Она никому не говорила об этой боли, потому что не хотела, чтобы это списали на голод. Конечно, она испытывала чувство голода, но не так, как другие, для которых пища превратилась в навязчивую идею; она изголодалась по своей жизни, которой ее лишили, по своему городку, по своему дому с привычными запахами, по доскам паркета, скрипящим на верху лестницы, по старым чемоданам с воспоминаниями, сложенным на чердаке, по успокаивающему тиканью часов в кухне. Она изголодалась по будущему, которое было обещано ей, маленькой девочке, и теперь превратилось в пыль.

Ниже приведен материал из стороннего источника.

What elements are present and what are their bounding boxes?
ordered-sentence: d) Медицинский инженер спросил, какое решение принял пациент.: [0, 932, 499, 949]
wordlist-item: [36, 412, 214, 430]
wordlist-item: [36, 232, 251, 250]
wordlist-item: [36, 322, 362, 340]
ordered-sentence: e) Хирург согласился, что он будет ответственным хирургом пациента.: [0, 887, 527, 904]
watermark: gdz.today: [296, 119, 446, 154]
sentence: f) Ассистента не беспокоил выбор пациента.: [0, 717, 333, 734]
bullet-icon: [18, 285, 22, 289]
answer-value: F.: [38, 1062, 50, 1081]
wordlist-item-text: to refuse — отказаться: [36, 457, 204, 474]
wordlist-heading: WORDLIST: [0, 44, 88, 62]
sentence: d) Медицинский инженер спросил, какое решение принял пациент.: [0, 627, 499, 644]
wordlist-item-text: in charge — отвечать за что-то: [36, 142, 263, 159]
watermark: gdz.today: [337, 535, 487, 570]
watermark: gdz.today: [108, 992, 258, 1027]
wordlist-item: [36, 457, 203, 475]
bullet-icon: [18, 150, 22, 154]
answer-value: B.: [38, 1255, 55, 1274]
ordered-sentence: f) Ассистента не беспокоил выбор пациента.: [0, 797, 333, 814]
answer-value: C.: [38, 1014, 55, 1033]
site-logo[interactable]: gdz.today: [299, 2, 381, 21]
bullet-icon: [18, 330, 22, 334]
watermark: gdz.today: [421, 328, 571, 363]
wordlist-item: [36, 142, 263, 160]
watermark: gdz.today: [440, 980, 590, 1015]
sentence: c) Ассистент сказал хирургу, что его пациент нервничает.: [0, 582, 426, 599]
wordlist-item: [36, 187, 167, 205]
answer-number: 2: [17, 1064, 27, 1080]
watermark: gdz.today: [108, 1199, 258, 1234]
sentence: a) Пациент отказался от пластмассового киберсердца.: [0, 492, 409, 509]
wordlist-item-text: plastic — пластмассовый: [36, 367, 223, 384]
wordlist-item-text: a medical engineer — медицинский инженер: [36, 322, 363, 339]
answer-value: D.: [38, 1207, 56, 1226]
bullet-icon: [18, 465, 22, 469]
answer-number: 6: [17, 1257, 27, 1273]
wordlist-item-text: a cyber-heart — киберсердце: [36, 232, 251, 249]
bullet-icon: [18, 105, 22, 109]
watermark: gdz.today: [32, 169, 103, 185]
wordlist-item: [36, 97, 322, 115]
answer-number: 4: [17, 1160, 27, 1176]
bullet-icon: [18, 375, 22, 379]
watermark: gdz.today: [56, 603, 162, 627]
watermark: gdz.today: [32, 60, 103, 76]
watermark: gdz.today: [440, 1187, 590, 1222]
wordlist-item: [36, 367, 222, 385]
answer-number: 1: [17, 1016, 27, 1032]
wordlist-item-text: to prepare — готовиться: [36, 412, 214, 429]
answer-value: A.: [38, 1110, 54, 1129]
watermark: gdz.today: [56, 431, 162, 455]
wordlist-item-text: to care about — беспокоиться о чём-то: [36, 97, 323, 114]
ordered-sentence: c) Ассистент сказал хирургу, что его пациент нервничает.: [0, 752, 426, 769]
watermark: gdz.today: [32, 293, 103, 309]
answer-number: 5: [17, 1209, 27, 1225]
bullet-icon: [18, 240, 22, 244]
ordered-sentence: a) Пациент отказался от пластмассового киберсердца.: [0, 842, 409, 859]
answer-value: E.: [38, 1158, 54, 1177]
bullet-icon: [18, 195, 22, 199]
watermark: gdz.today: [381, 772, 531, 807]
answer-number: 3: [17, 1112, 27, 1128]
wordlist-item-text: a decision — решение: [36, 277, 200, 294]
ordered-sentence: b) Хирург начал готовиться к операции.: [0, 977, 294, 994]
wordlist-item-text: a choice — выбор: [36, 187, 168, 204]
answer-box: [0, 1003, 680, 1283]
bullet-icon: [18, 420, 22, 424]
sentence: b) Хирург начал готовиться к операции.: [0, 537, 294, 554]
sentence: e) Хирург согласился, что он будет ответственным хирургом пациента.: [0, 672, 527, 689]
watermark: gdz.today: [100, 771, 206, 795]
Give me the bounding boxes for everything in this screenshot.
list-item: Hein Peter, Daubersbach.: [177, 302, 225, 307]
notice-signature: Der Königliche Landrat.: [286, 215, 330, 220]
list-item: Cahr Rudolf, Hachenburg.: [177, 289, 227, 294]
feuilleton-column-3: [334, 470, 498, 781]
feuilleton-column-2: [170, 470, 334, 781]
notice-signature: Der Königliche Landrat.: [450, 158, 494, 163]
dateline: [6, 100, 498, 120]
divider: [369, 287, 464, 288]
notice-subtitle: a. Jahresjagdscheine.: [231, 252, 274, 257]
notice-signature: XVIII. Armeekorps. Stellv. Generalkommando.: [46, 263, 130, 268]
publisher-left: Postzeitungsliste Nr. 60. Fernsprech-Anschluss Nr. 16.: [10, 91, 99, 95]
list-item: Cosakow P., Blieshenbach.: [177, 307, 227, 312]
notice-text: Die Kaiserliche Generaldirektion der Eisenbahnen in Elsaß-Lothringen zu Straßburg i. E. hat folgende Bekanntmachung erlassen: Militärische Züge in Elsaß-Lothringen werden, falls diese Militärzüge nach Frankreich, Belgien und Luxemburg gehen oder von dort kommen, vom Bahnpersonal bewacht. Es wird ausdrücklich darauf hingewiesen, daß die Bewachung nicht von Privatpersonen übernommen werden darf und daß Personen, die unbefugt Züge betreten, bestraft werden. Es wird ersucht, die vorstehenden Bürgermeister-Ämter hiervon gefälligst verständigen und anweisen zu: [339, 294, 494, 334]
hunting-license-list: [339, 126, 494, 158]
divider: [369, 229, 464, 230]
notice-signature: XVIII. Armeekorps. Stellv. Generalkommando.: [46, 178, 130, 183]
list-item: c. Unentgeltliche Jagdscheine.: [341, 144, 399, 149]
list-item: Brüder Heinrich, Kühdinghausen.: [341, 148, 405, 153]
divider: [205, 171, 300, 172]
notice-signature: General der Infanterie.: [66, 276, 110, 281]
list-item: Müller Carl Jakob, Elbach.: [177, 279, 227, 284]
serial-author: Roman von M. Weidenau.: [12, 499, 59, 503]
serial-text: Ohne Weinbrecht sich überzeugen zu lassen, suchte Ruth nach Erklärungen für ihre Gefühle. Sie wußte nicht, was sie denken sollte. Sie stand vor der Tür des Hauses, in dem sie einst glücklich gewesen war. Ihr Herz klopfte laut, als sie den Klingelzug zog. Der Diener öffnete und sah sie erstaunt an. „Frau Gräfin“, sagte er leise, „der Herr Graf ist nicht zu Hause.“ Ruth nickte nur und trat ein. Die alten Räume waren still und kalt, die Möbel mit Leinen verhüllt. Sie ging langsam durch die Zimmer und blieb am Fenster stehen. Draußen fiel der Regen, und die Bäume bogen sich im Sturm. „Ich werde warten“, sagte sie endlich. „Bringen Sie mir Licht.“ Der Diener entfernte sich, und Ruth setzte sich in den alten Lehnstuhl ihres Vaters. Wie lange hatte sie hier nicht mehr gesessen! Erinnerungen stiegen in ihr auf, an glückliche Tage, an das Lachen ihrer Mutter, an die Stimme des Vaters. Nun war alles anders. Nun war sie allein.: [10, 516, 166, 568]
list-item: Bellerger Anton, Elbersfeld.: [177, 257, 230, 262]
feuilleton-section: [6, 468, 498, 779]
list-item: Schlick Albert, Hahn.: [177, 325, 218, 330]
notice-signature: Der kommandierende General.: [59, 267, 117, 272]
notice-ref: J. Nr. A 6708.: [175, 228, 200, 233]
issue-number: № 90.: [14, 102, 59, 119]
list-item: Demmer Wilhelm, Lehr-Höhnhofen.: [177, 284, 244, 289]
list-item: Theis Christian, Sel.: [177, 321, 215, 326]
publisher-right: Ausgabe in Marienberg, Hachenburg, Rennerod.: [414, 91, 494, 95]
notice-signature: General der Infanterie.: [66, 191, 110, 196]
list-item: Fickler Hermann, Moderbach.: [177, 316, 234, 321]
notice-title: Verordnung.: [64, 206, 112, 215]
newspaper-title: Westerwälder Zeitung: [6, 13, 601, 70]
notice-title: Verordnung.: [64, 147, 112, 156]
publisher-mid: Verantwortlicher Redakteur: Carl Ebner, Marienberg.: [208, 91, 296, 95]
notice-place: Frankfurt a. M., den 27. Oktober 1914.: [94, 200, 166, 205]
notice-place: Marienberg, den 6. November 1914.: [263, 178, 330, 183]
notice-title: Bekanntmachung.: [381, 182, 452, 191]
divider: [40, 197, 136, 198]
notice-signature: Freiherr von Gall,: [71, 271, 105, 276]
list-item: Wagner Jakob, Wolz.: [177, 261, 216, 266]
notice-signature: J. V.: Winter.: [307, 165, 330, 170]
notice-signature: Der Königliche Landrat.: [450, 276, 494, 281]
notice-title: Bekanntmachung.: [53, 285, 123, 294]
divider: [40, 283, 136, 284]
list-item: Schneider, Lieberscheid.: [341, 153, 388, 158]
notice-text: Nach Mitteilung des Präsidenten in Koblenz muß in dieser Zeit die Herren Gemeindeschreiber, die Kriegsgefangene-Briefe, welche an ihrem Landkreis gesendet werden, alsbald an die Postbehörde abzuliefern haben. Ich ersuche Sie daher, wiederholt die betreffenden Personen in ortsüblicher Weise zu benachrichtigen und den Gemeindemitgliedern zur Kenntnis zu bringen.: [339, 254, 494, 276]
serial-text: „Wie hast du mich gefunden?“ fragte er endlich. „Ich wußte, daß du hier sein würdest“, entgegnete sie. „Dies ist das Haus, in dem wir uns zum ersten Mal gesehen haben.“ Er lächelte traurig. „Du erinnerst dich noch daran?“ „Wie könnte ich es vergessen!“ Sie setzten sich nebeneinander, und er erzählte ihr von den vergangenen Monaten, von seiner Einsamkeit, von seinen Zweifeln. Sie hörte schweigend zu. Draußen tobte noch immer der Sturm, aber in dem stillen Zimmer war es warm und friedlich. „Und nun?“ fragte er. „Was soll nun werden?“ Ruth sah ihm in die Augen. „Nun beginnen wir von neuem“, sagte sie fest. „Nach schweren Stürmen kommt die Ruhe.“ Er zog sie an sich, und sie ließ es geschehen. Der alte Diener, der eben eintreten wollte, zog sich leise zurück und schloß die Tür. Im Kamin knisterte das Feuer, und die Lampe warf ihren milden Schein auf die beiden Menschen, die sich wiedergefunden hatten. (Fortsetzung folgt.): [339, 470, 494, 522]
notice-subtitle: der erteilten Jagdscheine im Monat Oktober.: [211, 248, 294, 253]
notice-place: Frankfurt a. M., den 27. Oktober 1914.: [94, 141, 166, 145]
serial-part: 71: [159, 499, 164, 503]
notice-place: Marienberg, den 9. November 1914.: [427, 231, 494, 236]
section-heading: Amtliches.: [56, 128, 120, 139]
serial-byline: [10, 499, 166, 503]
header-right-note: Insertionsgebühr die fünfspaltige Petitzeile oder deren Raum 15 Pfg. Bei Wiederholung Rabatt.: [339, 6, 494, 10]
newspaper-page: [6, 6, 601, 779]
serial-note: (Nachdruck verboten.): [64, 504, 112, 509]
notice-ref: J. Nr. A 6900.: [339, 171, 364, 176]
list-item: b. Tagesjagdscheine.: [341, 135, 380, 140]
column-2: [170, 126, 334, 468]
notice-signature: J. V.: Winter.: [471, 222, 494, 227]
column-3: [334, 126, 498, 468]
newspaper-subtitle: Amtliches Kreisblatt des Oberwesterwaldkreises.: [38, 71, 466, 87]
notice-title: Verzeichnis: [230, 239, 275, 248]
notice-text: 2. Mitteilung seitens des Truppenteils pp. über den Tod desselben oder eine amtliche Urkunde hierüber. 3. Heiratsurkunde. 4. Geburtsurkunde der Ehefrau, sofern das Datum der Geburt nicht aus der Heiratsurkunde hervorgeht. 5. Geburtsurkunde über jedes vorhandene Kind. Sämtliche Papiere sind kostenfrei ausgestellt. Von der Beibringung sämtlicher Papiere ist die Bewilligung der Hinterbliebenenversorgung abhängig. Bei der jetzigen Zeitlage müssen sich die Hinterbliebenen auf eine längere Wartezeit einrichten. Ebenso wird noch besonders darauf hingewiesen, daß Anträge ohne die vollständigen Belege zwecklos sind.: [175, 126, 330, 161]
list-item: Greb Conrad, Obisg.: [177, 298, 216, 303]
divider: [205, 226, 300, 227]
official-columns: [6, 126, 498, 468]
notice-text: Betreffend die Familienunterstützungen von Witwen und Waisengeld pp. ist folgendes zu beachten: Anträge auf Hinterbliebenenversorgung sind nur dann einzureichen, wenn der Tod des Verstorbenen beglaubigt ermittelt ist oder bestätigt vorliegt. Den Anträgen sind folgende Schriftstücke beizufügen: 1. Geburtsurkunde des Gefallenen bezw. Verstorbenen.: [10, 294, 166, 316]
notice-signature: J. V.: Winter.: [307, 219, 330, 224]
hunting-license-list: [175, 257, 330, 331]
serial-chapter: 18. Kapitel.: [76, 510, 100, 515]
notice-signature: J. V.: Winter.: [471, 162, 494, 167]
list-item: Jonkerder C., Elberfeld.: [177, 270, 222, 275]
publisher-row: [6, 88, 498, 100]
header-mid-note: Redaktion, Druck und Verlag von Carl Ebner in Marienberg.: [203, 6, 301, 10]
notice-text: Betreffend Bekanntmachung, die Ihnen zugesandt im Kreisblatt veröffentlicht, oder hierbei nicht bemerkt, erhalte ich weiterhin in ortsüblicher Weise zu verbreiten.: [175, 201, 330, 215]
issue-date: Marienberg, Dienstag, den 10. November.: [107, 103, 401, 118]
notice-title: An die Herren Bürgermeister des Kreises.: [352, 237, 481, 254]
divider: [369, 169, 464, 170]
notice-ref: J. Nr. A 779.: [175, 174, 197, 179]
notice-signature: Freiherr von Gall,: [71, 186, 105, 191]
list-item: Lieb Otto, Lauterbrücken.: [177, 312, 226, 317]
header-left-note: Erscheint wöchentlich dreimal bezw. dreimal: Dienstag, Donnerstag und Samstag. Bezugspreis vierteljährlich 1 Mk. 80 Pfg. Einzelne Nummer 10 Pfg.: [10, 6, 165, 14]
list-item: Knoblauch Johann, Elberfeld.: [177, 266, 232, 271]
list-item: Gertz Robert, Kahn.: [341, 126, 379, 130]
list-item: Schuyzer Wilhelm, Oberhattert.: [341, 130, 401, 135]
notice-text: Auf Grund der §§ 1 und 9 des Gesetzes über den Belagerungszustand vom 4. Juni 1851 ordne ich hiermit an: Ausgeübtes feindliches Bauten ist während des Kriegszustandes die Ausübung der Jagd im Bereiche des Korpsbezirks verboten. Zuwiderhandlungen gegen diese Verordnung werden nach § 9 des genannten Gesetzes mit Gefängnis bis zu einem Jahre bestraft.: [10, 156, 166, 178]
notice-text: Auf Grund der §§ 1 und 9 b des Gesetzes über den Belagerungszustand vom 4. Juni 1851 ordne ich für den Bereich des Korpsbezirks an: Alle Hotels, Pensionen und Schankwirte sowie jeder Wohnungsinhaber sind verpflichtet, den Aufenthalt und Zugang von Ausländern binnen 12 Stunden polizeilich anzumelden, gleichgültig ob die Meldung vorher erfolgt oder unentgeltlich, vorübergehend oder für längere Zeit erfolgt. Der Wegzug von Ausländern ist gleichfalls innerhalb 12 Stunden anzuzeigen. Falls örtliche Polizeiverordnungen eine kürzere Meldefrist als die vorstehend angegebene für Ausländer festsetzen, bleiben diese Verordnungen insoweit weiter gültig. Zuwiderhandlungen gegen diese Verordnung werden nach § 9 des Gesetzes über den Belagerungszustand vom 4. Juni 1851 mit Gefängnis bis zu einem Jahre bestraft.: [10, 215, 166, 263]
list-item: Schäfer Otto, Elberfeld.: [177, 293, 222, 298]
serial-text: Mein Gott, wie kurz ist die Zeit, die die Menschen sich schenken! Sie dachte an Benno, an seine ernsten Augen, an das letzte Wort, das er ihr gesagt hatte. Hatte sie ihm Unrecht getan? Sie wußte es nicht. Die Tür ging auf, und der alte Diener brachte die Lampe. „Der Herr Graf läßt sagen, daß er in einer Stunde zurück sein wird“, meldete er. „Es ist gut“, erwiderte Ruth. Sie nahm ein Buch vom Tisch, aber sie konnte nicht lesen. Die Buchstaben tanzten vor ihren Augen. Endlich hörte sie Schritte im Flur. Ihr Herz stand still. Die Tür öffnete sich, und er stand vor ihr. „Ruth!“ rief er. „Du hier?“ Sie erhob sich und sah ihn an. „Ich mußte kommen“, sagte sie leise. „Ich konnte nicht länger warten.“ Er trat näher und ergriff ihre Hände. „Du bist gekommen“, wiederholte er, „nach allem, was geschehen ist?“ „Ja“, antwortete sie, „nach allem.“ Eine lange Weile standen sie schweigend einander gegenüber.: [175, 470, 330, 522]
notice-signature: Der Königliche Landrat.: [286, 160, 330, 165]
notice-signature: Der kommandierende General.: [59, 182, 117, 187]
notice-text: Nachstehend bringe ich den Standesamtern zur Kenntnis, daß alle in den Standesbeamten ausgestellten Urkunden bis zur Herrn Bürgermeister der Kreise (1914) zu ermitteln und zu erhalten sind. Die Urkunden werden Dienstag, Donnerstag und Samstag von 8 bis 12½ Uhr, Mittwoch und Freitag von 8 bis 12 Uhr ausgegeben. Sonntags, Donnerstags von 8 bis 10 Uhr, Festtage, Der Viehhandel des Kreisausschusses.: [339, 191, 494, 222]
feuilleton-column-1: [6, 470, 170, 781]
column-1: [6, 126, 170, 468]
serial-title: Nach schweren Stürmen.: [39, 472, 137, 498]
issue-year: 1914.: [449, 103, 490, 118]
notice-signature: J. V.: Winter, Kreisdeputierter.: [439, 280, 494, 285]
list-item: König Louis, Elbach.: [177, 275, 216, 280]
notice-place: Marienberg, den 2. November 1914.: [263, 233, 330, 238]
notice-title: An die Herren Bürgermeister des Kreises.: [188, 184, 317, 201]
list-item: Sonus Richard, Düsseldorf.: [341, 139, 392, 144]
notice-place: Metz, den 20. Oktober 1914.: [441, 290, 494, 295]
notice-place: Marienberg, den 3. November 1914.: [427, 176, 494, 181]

В полумраке Ханна различала силуэты стола и табурета, которые один столяр соорудил из досок, взятых у американских военных. Каждый гвоздь, каждая дощечка были на вес золота. Висевшая на вешалке одежда напоминала привидение. Жаркая и липкая темнота окутывала женщину со всех сторон. По ночам ей казалось, что она находится в утробе какого-то чудовища, издающего непонятные звуки, обладающего странными запахами. Она представляла себе все эти спящие тела вокруг нее, детей, прижавшихся друг к другу, стариков, вытянувшихся на раскладных походных кроватях американцев, стоических женщин, пытающихся восстановить силы в течение ночи, чтобы встретить очередной тяжелый день. Работоспособных мужчин было мало. Одни погибли, другие пропали без вести, многие были депортированы в Советский Союз в течение нескольких недель после окончания войны, и семьи не получали от них никаких известий. Изредка кто-то из них возвращался из союзнических лагерей для военнопленных.

Она обнаружила, что отчаяние обладает стойким вкусом, иссушающим горло. Тем не менее ей нужно было держаться. Ее жизнь теперь была лишь чередой выполняемых обязанностей, ежедневным преодолением препятствий. Необходимо было ухаживать за матерью, ободрять Лили, которая цеплялась за нее как ребенок, не дать умереть младенцу, следить за тем, чтобы у них была пища и одежда. Она боялась, что заболеет и не сможет выполнить свой долг, а ведь вокруг бродила смерть, преданная и внимательная спутница. Не было дня, чтобы с территории лагеря не выносили на носилках труп. Умирали от истощения, от старости, от усталости, от болезни. Какая разница? Покойников хоронили на все разраставшемся кладбище, предавали чужой земле, и их близкие с бледными, искаженными гримасой лицами громко рыдали, но излияние чувств длилось не дольше грозы, так как жизнь продолжалась, и ни у кого не было ни времени, ни сил на бесполезные слезы.